Constata-se que nada obstante o avanço da jurisprudência e da legislação, parte da sociedade ainda não compreendeu a extensão e a relevância das transformações e expansões do conceito de família.

terça-feira, 13 de agosto de 2019

Atualizado em 12 de agosto de 2019 16:54

O presente artigo exibe breve análise do acórdão prolatado pela terceira turma do STJ, sob a relatoria do ministro Paulo de Tarso Sanseverino, no âmbito do RESp 1.608.005-SC1, cuja tese foi objeto de publicação no Informativo de Jurisprudência 06492, datado de 21 de junho de 2019, e se revela esclarecedor da atual conjuntura do ordenamento jurídico brasileiro no que diz respeito à reprodução assistida e multiparentalidade. 
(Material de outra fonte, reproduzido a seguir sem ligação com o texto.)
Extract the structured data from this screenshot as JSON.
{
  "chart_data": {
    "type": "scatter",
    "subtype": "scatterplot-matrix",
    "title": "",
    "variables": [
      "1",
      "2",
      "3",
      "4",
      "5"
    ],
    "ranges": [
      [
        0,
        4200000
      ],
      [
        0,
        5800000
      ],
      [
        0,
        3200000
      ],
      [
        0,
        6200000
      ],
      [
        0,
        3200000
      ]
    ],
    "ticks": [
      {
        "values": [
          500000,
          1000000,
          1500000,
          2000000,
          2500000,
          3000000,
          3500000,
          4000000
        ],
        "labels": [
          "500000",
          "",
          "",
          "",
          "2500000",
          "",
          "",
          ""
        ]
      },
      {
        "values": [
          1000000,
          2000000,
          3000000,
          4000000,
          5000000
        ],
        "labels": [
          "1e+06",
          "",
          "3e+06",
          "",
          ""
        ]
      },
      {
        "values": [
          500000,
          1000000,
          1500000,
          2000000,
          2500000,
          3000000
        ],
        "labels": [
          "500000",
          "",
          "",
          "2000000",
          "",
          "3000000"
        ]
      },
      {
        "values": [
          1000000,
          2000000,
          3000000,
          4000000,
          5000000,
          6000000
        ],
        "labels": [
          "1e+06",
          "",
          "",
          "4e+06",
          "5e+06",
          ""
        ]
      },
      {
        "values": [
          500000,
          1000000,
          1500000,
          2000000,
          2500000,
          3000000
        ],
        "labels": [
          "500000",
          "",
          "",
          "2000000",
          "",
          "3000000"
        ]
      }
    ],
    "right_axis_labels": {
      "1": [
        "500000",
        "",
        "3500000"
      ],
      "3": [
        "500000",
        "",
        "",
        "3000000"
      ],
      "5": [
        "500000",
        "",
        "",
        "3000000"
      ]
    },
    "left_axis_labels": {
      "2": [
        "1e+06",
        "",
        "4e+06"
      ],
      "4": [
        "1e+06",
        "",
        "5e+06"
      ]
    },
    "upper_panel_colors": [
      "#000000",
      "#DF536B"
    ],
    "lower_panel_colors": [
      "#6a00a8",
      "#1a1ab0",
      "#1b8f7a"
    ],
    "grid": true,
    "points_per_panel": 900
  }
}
 A decisão em comento restou sumariada da seguinte forma: 

EMENTA: RECURSO ESPECIAL. DIREITO DE FAMÍLIA. UNIÃO HOMOAFETIVA. REPRODUÇÃO ASSISTIDA. DUPLA PATERNIDADE OU ADOÇÃO UNILATERAL. DESLIGAMENTO DOS VÍNCULOS COM DOADOR DO MATERIAL FECUNDANTE. CONCEITO LEGAL DE PARENTESCO E FILIAÇÃO. PRECEDENTE DA SUPREMA CORTE ADMITINDO A MULTIPARENTALIDADE. EXTRAJUDICICIALIZAÇÃO DA EFETIVIDADE DO DIREITO DECLARADO PELO PRECEDENTE VINCULANTE DO STF ATENDIDO PELO CNJ. MELHOR INTERESSE DA CRIANÇA. POSSIBILIDADE DE REGISTRO SIMULTÂNEO DO PAI BIOLÓGICO E DO PAI SOCIOAFETIVO NO ASSENTO DE NASCIMENTO. CONCREÇÃO DO PRINCÍPIO DO MELHOR INTERESSE DA CRIANÇA. 

1. Pretensão de inclusão de dupla paternidade em assento de nascimento de criança concebida mediante as técnicas de reprodução assistida sem a destituição de poder familiar reconhecido em favor do pai biológico.

2. "A adoção e a reprodução assistida heteróloga atribuem a condição de filho ao adotado e à criança resultante de técnica conceptiva heteróloga; porém, enquanto na adoção haverá o desligamento dos vínculos entre o adotado e seus parentes consangüíneos, na reprodução assistida heteróloga sequer será estabelecido o vínculo de parentesco entre a criança e o doador do material fecundante." (Enunciado n. 111 da Primeira Jornada de Direito Civil).

3. A doadora do material genético, no caso, não estabeleceu qualquer vínculo com a criança, tendo expressamente renunciado ao poder familiar. 

4. Inocorrência de hipótese de adoção, pois não se pretende o desligamento do vínculo com o pai biológico, que reconheceu a paternidade no registro civil de nascimento da criança.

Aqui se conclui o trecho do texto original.